Can humans say the largest prime number before we find the next one?
Project concept & logistics
- Collaborative project to have humans read aloud all digits of the current largest known prime (a Mersenne prime) before a larger one is found.
- Digits are split into ~419‑digit chunks, targeting ~100k participants and ~41M digits total.
- Some wonder why 419 was chosen and whether there are chunk repetitions or deduping.
- Questions arise about YouTube constraints: max playlist length, longevity of 100k+ personal channels, and whether hosting everything on YouTube is ideal.
Time and feasibility
- Rough estimates:
- Binary version: ~136M bits → ~41M seconds → ~473 days continuous speaking.

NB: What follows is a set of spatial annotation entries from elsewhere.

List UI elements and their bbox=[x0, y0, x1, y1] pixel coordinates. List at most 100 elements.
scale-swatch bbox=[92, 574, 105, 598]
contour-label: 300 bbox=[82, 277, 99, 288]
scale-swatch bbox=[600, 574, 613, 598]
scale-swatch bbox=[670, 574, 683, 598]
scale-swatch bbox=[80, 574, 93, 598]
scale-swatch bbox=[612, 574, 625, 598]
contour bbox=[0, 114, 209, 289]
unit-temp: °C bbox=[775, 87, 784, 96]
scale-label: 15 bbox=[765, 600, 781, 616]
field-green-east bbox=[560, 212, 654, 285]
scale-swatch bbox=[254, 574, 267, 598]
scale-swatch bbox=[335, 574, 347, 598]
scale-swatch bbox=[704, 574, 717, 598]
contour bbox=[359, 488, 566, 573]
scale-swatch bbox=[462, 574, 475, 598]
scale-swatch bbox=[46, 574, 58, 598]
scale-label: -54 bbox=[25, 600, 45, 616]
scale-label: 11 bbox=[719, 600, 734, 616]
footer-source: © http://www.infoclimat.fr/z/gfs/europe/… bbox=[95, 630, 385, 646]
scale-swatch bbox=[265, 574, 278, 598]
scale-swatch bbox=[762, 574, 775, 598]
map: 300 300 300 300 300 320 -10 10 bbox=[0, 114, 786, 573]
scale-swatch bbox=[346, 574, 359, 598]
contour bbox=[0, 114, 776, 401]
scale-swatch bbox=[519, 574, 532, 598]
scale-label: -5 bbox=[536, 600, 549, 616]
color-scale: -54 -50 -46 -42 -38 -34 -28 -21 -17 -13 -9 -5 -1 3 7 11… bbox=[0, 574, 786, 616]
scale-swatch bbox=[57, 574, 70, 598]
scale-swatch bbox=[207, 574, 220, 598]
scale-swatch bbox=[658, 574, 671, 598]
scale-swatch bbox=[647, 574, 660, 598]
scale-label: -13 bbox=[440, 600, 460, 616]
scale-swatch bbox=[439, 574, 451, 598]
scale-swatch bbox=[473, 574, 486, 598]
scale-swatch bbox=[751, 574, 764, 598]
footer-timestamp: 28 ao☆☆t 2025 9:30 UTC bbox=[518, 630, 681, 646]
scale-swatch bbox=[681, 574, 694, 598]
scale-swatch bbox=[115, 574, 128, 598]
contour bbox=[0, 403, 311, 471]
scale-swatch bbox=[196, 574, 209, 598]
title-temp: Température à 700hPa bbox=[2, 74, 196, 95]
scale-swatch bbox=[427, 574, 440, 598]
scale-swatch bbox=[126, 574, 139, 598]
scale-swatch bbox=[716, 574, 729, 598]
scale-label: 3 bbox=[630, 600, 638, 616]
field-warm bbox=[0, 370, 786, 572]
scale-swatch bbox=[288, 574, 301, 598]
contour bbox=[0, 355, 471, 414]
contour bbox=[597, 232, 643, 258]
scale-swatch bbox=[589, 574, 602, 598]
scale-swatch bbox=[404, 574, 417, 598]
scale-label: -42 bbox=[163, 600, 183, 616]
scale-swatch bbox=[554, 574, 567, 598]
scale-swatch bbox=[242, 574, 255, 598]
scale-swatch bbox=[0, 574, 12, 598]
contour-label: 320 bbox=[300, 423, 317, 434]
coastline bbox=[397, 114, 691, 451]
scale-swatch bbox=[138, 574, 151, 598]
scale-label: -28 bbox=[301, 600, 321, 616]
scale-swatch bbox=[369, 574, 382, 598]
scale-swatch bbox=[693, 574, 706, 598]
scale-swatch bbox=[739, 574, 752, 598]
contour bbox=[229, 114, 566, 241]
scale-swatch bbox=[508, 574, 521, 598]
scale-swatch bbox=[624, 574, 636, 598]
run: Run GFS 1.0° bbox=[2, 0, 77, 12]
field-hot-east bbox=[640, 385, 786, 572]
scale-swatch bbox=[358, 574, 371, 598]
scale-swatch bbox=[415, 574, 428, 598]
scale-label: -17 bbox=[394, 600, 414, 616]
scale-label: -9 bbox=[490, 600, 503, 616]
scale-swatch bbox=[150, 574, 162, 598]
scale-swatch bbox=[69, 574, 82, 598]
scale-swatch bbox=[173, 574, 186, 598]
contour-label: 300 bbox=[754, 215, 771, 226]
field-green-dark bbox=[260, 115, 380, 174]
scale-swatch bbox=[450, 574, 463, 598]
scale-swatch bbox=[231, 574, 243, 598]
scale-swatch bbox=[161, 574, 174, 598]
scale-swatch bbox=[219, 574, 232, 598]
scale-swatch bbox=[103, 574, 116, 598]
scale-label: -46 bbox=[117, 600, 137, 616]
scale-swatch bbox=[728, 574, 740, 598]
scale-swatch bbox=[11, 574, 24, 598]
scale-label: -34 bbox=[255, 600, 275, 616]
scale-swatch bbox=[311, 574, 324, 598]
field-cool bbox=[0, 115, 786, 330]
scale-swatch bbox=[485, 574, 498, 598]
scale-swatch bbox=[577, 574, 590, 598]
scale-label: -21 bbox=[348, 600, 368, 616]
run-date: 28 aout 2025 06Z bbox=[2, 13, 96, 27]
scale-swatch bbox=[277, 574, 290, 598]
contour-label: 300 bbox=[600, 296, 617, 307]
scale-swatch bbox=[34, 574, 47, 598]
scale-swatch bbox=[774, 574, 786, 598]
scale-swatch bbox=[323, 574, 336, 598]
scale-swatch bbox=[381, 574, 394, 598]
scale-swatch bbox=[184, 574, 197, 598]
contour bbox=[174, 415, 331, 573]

- Decimal digits at ~2 digits/sec → ~237 days.
- Some argue one determined person could do it alone in a few years, factoring in sleep and breaks, and potentially beat the next-largest-prime discovery.
- Others note prior gaps between record primes vary (6 years vs ~1 year), so timing is uncertain.
Verification & error handling
- Concerns about prank participants or mistakes in recitation.
- Proposed verification approaches:
- Auto-transcription (YouTube captions, Whisper, LLM transcription) compared against the assigned chunk.
- Human review of transcripts, with diffing against the prime digits.
- Debate on whether mere speech-to-text is enough, given corrections like “oops, that was wrong, let me redo.” Some argue semantics are required; others say you only need to see that every digit appears in order somewhere in the clip.
Representation, bases, and naming
- Discussion of saying the number in binary vs decimal. Binary Mersenne primes are just long runs of “1”, making errors less likely but videos monotonous.
- Jokes and side ideas: base‑largest‑prime representation (“1”), hex form (0xFFFF…), or compressing via run-length encoding.
- Thread explores naming such enormous numbers in extended “‑illion” systems; someone notes the name becomes extremely long and unwieldy.
Value, purpose, and automation
- Some see the project as whimsical art and harmless fun; others call it a pointless waste of resources.
- Motivations cited: curiosity, pushing computational and collaborative limits, “because they’re there.”
- One person automates reading by stitching prerecorded digits 0–9; others debate whether this undermines the human/creative spirit of the project or still “counts” since it’s their own voice.
Cryptography and practical relevance
- Question raised: does the current largest prime have practical use?
- Responses: modern cryptography relies on prime factorization difficulty but uses much smaller primes; record Mersenne primes are not directly used.
- Another view: chasing largest primes advances algorithms and theory, even if individual primes aren’t practical.